Gli Stati Uniti superano i 100mila morti per coronavirus, mentre l’America Latina diventa il nuovo centro della pandemia. E a preoccupare sono i numeri del Brasile, il secondo Paese al mondo per numero di contagi dopo gli Usa, dove nelle ultime 24 ore le vittime da Covid-19 sono state 1.086, per un totale di 25.598. I contagi invece hanno superato i 411mila.

Usa – Il superamento della soglia dei 100mila morti è emerso dai calcoli del New York Times, che dedica l’apertura del sito a tutte le vittime in un pezzo dal titolo “L’incalcolabile perdita“. Si tratta del numero assoluto più alto di decessi in un solo Paese per il virus e il numero delle vittime eccede quello dei militari americani morti in tutti i conflitti combattuti dagli Stati Uniti dalla guerra di Corea in poi. La pandemia del coronavirus si appresta a diventare la più letale della storia Usa dopo quella della spagnola nel 1918 in cui persero la vita 675mila americani.

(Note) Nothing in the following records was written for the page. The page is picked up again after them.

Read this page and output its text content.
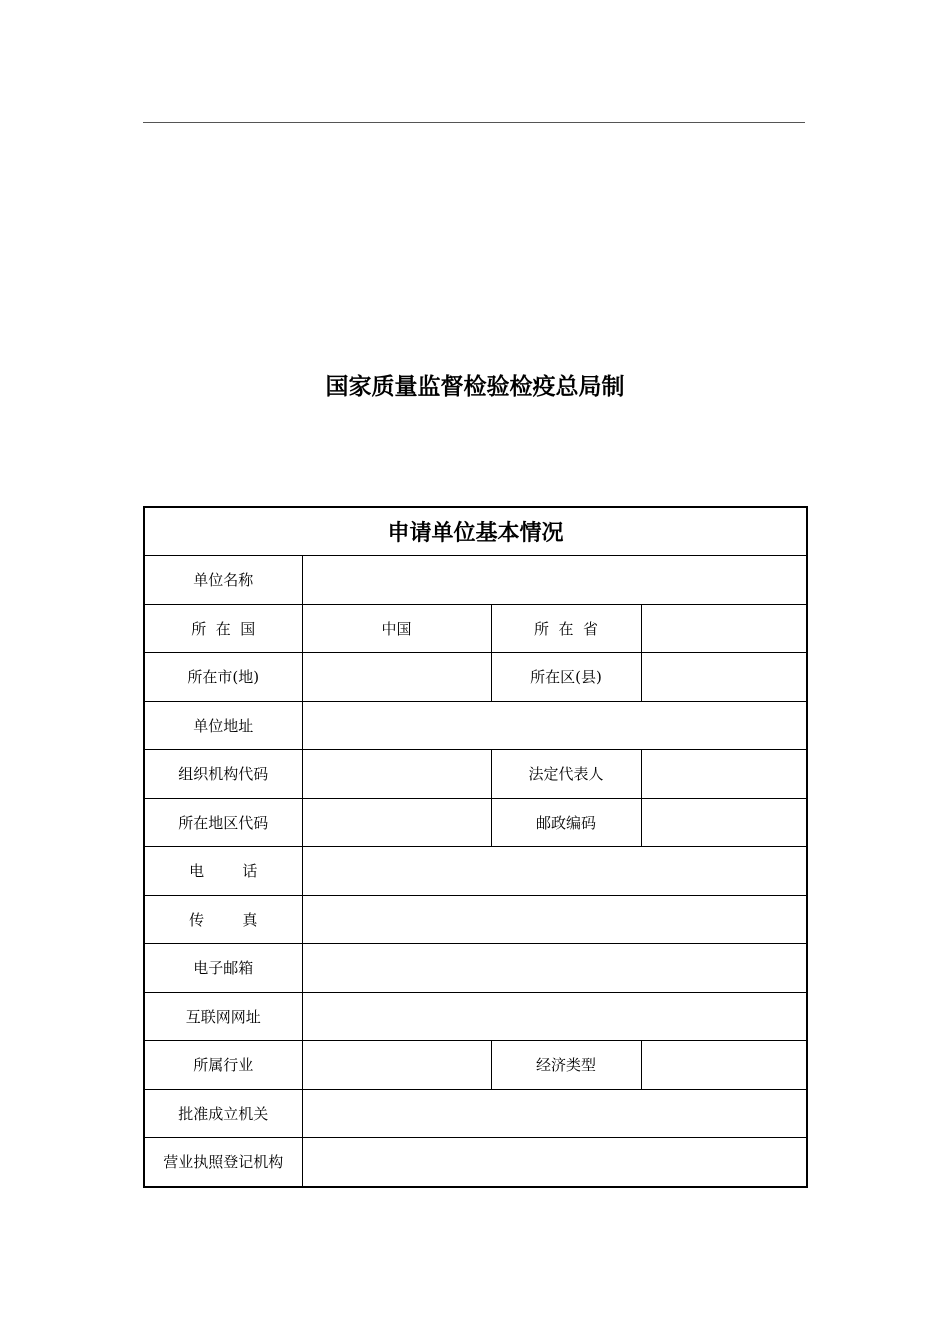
国家质量监督检验检疫总局制
申请单位基本情况			
单位名称			
所  在  国	中国	所  在  省	
所在市(地)		所在区(县)	
单位地址			
组织机构代码		法定代表人	
所在地区代码		邮政编码	
电        话			
传        真			
电子邮箱			
互联网网址			
所属行业		经济类型	
批准成立机关			
营业执照登记机构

America Latina – Le immagini di questi giorni di centinaia di bare accatastate in attesa di una qualche sepoltura di fortuna nei cimiteri di San Paolo, in Brasile, o di Guayaquil, in Ecuador, sono state premonitrici. Da tempo ipotizzato, infatti, il picco della pandemia da coronavirus ha ufficialmente investito secondo l’Organizzazione panamericana della salute (Ops) l’America latina, dove le più recenti statistiche indicano che i contagiati dal Covid-19 sono ormai più di 800mila, ed i morti oltre 43.300.

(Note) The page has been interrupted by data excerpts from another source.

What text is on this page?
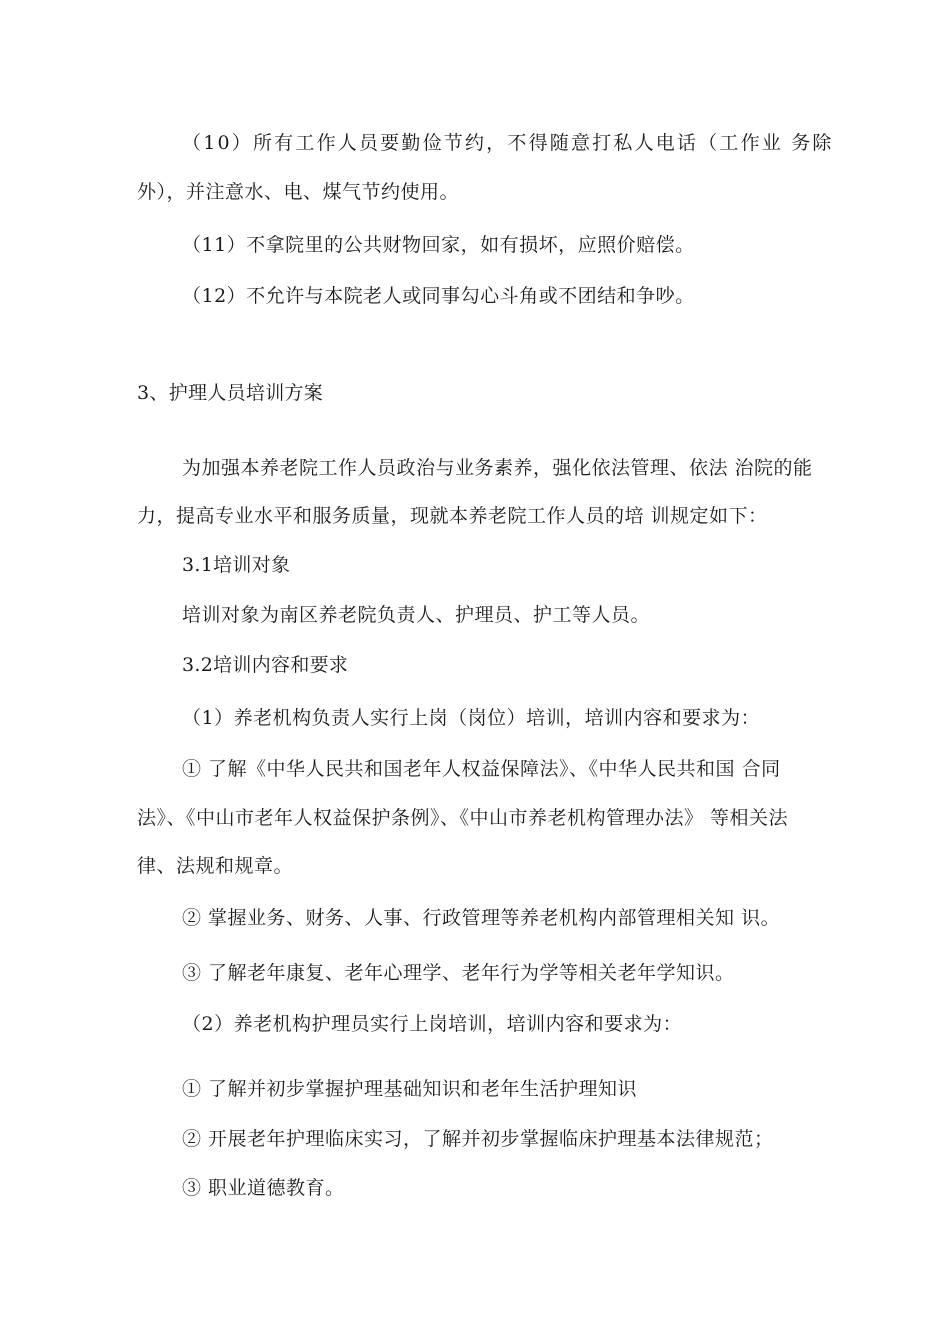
（10）所有工作人员要勤俭节约，不得随意打私人电话（工作业 务除
外），并注意水、电、煤气节约使用。
（11）不拿院里的公共财物回家，如有损坏，应照价赔偿。
（12）不允许与本院老人或同事勾心斗角或不团结和争吵。
3、护理人员培训方案
为加强本养老院工作人员政治与业务素养，强化依法管理、依法 治院的能
力，提高专业水平和服务质量，现就本养老院工作人员的培 训规定如下：
3.1培训对象
培训对象为南区养老院负责人、护理员、护工等人员。
3.2培训内容和要求
（1）养老机构负责人实行上岗（岗位）培训，培训内容和要求为：
① 了解《中华人民共和国老年人权益保障法》、《中华人民共和国 合同
法》、《中山市老年人权益保护条例》、《中山市养老机构管理办法》 等相关法
律、法规和规章。
② 掌握业务、财务、人事、行政管理等养老机构内部管理相关知 识。
③ 了解老年康复、老年心理学、老年行为学等相关老年学知识。
（2）养老机构护理员实行上岗培训，培训内容和要求为：
① 了解并初步掌握护理基础知识和老年生活护理知识
② 开展老年护理临床实习，了解并初步掌握临床护理基本法律规范；
③ 职业道德教育。
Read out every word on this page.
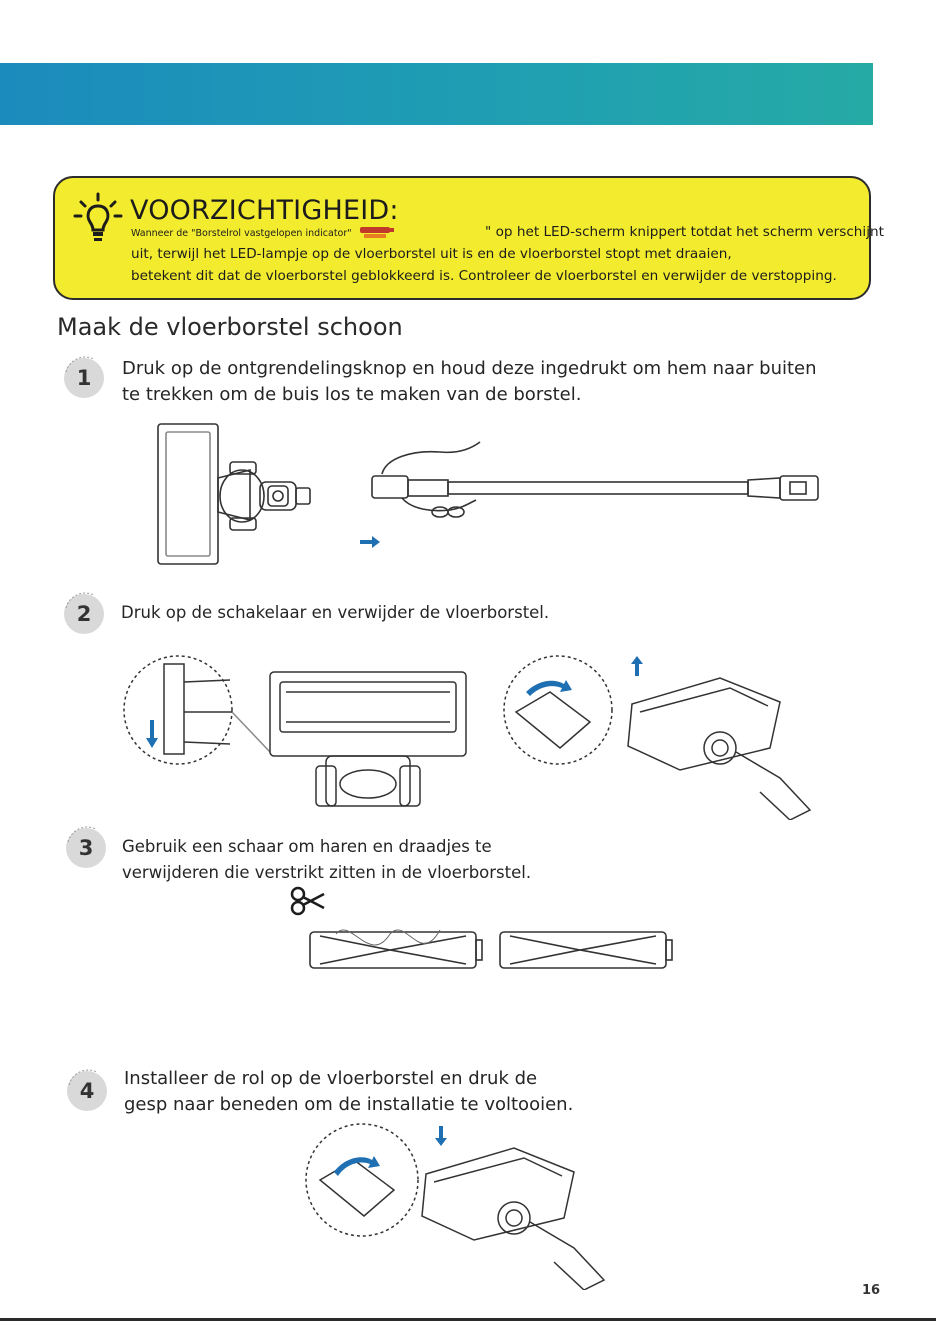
VOORZICHTIGHEID:
Wanneer de "Borstelrol vastgelopen indicator"	" op het LED-scherm knippert totdat het scherm verschijnt
uit, terwijl het LED-lampje op de vloerborstel uit is en de vloerborstel stopt met draaien,
betekent dit dat de vloerborstel geblokkeerd is. Controleer de vloerborstel en verwijder de verstopping.
Maak de vloerborstel schoon
1 Druk op de ontgrendelingsknop en houd deze ingedrukt om hem naar buiten
te trekken om de buis los te maken van de borstel.
2 Druk op de schakelaar en verwijder de vloerborstel.
3 Gebruik een schaar om haren en draadjes te
verwijderen die verstrikt zitten in de vloerborstel.
4
Installeer de rol op de vloerborstel en druk de
gesp naar beneden om de installatie te voltooien.
16
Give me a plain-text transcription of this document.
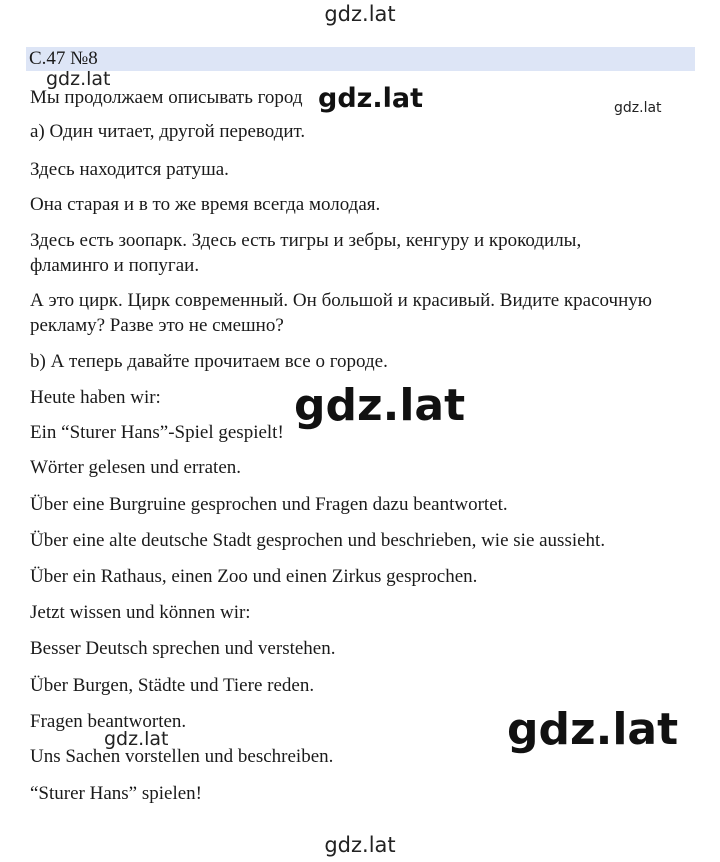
С.47 №8
Мы продолжаем описывать город
а) Один читает, другой переводит.
Здесь находится ратуша.
Она старая и в то же время всегда молодая.
Здесь есть зоопарк. Здесь есть тигры и зебры, кенгуру и крокодилы,
фламинго и попугаи.
А это цирк. Цирк современный. Он большой и красивый. Видите красочную
рекламу? Разве это не смешно?
b) А теперь давайте прочитаем все о городе.
Heute haben wir:
Ein “Sturer Hans”-Spiel gespielt!
Wörter gelesen und erraten.
Über eine Burgruine gesprochen und Fragen dazu beantwortet.
Über eine alte deutsche Stadt gesprochen und beschrieben, wie sie aussieht.
Über ein Rathaus, einen Zoo und einen Zirkus gesprochen.
Jetzt wissen und können wir:
Besser Deutsch sprechen und verstehen.
Über Burgen, Städte und Tiere reden.
Fragen beantworten.
Uns Sachen vorstellen und beschreiben.
“Sturer Hans” spielen!
gdz.lat
gdz.lat
gdz.lat	gdz.lat
gdz.lat
gdz.lat
gdz.lat
gdz.lat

Se nel complesso l’emergenza sanitaria riguarda le due Americhe, la direttrice dell’Oms, Carissa Hetienne, ha chiarito che “la preoccupazione è grande per l’America latina”, perché “essa ha superato ormai nel computo giornaliero dei contagi da Covid-19 l’Europa e gli stessi Stati Uniti“. Oltre alla dinamicità della trasmissione del virus in Messico, quarto Paese latinoamericano per contagi (74.560) e secondo per decessi (8.134), Hetienne ha sottolineato che “in America meridionale siamo particolarmente preoccupati per i casi confermati la scorsa settimana in Brasile, che sono stati i più alti al mondo, sulla base di un periodo di sette giorni, da quando l’epidemia si è manifestata”. E la responsabile dominicana non si è fermata qui, aggiungendo che “sia Cile, sia Perù stanno rilevando un’alta incidenza di casi di coronavirus, un segnale che il contagio si sta accelerando anche in questi due Paesi”.

A preoccupare l’Oms e i governi del subcontinente c’è il fatto che le strutture sanitarie esistenti non sono state pensate per pandemie come l’attuale per cui, già prima dell’arrivo del picco, molti ospedali e centri medici sono giunti al punto di collasso, soprattutto per rianimazione e respirazione assistita.

Per questo, pensando a Paesi con politiche di contrasto della pandemia non del tutto ortodosse (ad esempio Brasile e Nicaragua), Hetienne ha sottolineato che “per molte Nazioni delle Americhe non è questo il momento di flessibilizzare le restrizioni o di ridimensionare le strategie preventive”.

Certo, che dopo oltre 70 giorni di quarantene e isolamento sociale che hanno bloccato le popolazioni in casa e paralizzato l’economia formale e informale, il malessere sta serpeggiando sempre più chiaramente, come dimostrano gli incidenti fra manifestanti e forze dell’ordine, avvenuti nelle ultime ore in Cile ed Ecuador.